Are staffs aware of it? Can information be found in the School Development Plan? How do we involve parents and the board of governors? Is there any money or some kind of budget available? How could staff gain access to budget? How can the money be best utilized? How do I get staff who like myself are already stretched to take on this new role? The Head we have in school is very new to the post and has little underpinning knowledge of management so I find along with impinging on my time and a reluctant Head it is going to be extremely difficult to implement changes.
So how do I go about carrying all this out? Well firstly I want to introduce the term GAG to the whole school. I recognize that whilst its not a priority for many staff, it’s a starting point and it will help me to raise the GAG profile. Another area I intend to look at is the relationship with YAPS as more of a partnership. I am working with YAPS at the moment on a 360 Challenge that is related to the Olympics. I have 12 students involved in this project that finishes in August. If am to move GAG forward, I definitely need the help of YAPS.
I need a staff notice board in the staffroom so I can inform staff of any new changes. Another idea would be to go through the SEEN and Gifted and Talented registers to make sure that I am aware of all these students throughout the year group and that they are highlighted not forgetting LACK. At year 9 we need to hold a mentor day for students and parents where they can meet with their form tutors to talk about option choices. They need to have a clear understanding about the options they have chosen and what their choice will lead to.

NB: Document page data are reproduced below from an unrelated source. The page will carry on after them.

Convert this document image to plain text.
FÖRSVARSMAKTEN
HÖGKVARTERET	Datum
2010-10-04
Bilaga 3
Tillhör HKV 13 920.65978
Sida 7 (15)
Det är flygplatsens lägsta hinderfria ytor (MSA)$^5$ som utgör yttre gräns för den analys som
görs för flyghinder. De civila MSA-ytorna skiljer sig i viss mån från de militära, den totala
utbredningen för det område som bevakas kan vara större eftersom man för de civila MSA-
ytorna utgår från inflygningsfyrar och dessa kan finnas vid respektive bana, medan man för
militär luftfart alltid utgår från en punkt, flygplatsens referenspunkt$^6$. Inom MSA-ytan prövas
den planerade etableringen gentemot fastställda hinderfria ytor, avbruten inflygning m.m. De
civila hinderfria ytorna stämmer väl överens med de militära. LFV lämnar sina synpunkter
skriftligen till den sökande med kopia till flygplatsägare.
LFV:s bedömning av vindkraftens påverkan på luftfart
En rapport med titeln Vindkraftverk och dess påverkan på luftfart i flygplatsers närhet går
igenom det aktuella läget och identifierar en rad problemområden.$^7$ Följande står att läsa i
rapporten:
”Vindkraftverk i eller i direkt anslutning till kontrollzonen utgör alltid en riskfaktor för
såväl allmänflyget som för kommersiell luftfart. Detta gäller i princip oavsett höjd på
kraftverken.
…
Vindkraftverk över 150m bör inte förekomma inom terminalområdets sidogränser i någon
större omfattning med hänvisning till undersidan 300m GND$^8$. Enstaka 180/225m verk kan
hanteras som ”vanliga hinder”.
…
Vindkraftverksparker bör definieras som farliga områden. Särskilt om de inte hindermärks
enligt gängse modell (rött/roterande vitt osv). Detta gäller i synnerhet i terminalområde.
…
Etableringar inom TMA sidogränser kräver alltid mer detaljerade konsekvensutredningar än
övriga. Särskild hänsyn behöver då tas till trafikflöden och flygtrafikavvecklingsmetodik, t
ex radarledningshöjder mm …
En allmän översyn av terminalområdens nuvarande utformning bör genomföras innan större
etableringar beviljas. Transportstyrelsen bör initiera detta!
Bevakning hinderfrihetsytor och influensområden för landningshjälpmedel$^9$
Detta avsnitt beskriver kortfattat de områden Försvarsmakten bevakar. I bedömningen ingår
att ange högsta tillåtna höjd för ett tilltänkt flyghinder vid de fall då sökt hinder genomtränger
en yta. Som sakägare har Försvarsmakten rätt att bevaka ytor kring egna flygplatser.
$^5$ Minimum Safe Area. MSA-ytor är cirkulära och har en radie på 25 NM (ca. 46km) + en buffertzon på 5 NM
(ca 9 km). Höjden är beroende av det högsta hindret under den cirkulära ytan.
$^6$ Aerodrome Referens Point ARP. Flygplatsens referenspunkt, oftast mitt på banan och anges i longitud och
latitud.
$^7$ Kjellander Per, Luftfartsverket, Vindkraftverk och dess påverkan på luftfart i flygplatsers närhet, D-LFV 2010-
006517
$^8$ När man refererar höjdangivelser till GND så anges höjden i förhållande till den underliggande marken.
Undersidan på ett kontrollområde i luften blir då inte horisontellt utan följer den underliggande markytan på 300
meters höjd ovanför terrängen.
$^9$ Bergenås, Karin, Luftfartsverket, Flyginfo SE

Any parents that don’t come in need to be contacted to see if we can do a home visit or make a new appointment if they are working for example, giving access to all parents. Experience of other organizations taking a service to, or selling to, the lowest socio-economic groups. Historically, family insurance and membership of the Labor Party were expanded in the same way – particularly among people with few educational opportunities. The fact that the results and improvements claimed for any of these services and products are long term, abstract and sometimes complicated, has not proved a barrier to expansion.